Fifty-four percent of surveyed banking executives consider a frictionless customer experience retail banking’s most important trend, with big data and artificial intelligence (AI) running a close second. However, poorly designed fraud controls create friction for good customers, and this can lead to lost revenue.
To identify the impact, we first have to acknowledge challenges banks are facing, including increased onboarding times, rising application abandonment rates, and customer retention and acquisition issues.
Increased Onboarding Times
Increased regulations associated with KYC activities, makes onboarding more complex and costly. As a result, onboarding takes 22% longer than it did in 2015. The primary challenge is accurately separating good customers from bad customers, in order to onboard good customers quicker.

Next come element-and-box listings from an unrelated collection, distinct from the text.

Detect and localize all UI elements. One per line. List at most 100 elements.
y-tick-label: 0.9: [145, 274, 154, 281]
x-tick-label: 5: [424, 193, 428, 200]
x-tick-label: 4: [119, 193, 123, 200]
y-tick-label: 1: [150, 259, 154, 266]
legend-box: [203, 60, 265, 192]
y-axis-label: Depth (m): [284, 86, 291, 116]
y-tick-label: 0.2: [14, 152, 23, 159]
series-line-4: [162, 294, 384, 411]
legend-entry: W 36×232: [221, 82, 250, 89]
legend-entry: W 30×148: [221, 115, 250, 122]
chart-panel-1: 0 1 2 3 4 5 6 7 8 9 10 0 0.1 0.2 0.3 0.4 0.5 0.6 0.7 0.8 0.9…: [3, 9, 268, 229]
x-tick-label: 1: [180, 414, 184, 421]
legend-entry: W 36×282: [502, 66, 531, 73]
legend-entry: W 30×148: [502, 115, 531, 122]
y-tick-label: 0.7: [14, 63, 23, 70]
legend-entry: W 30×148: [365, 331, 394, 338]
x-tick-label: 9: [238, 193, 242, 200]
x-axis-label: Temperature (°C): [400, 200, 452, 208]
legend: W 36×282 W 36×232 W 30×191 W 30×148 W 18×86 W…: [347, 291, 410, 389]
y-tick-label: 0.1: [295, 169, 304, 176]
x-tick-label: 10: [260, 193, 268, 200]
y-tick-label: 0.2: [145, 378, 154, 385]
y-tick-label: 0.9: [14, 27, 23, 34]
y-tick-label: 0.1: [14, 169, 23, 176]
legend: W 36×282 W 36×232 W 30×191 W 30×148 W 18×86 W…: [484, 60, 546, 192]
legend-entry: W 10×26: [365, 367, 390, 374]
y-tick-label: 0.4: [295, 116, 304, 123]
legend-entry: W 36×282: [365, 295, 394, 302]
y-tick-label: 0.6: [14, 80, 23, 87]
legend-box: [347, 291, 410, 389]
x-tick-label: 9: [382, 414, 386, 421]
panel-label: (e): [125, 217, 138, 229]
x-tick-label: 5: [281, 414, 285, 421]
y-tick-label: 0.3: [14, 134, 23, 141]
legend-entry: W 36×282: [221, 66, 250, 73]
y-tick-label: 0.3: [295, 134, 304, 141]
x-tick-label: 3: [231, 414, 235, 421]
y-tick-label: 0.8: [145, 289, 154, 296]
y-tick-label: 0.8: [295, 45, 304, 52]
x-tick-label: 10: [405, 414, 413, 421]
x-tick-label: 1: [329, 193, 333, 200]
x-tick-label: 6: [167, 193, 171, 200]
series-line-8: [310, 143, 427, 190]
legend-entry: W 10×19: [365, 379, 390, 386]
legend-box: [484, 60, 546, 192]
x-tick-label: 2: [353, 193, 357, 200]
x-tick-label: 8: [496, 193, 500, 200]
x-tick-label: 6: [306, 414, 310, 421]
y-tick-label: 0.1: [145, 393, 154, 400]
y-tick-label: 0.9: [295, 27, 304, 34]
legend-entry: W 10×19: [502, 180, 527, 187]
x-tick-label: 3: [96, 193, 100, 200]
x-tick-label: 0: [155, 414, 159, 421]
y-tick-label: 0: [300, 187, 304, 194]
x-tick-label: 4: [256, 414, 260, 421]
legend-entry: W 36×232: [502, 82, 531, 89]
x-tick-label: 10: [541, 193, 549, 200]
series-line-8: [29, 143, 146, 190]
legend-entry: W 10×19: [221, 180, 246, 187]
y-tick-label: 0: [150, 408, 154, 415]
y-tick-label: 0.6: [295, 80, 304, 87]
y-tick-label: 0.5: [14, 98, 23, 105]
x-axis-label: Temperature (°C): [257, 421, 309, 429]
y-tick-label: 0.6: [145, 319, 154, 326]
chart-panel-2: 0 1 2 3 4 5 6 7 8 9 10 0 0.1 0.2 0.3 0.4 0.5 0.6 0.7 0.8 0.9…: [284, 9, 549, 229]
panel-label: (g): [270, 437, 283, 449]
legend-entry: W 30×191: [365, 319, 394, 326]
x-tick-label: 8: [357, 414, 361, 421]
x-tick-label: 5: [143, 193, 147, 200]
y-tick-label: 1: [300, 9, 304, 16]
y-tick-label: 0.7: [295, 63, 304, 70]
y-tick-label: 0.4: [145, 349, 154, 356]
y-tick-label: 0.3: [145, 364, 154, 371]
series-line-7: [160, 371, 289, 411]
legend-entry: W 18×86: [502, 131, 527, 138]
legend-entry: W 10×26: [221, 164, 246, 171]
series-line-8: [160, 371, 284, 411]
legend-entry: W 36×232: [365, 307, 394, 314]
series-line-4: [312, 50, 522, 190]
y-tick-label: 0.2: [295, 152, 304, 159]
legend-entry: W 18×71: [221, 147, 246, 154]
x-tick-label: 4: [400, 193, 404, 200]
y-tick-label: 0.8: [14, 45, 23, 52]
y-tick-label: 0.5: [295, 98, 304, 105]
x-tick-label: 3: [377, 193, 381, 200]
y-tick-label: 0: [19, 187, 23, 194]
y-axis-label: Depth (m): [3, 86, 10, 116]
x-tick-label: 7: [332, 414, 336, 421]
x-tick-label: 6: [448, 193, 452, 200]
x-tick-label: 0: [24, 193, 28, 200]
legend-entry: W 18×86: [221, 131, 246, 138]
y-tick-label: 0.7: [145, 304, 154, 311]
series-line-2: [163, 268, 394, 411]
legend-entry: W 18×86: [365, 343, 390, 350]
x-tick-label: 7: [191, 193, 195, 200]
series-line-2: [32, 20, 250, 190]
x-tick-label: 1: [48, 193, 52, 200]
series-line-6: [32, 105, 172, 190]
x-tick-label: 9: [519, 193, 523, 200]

How can banks know if customers qualify as good actors, or are who they say they are, without great manual effort, and limited visibility into past behaviour?
Higher Abandonment Rates
The current average online application abandonment rate sits at 43% for millennial customers, 25% for Gen X customers, and 13% for Baby Boomers due to poor user experience with online banking platforms. Other reasons for abandonment include extensive account activation forms and challenges with authentication.
The impact of abandonment is significant. With an average Customer Lifetime Value (CLV) of $6,700 per customer, a 43% abandonment rate can add up to significant missed revenue per bank.
Customer Retention & Acquisition Issues
Millennials expect digital channels as a key way to interact with their FI. 61% of high-value customers want faster ways to transact online, and 60% of high-value customers want to access their online accounts with ease. That means frictionless digital experiences are key differentiators for banks wanting to win and retain a large customer segment.
The stakes become clearer when 45% of millennial customers surveyed, indicated that they would switch banks based on fees or a negative fraud-related experience, and 16% of those would switch to an online-only bank.
According to Forrester’s research, a one-point improvement on the Customer Experience (CX) Index can lead to $30M in revenue for direct banks and up to $119M for large retail banks. Missed revenue opportunities can be recouped with customer-friendly fraud controls, using analysis on cross-bank data to determine the risk of the customer when onboarding, and then applying the related controls based on risk level. Greater visibility through cross-bank data can mitigate a one size fits all approach, and encourage customers to successfully complete their online banking applications. With collaboration and cross-FI data, customer history can be uncovered with greater visibility, such accuracy means fewer false positives, so customers, including those onboarding through online applications, get in the door faster and with less friction. To conclude, a robust and balanced fraud detection and prevention strategy contribute to accelerated revenue!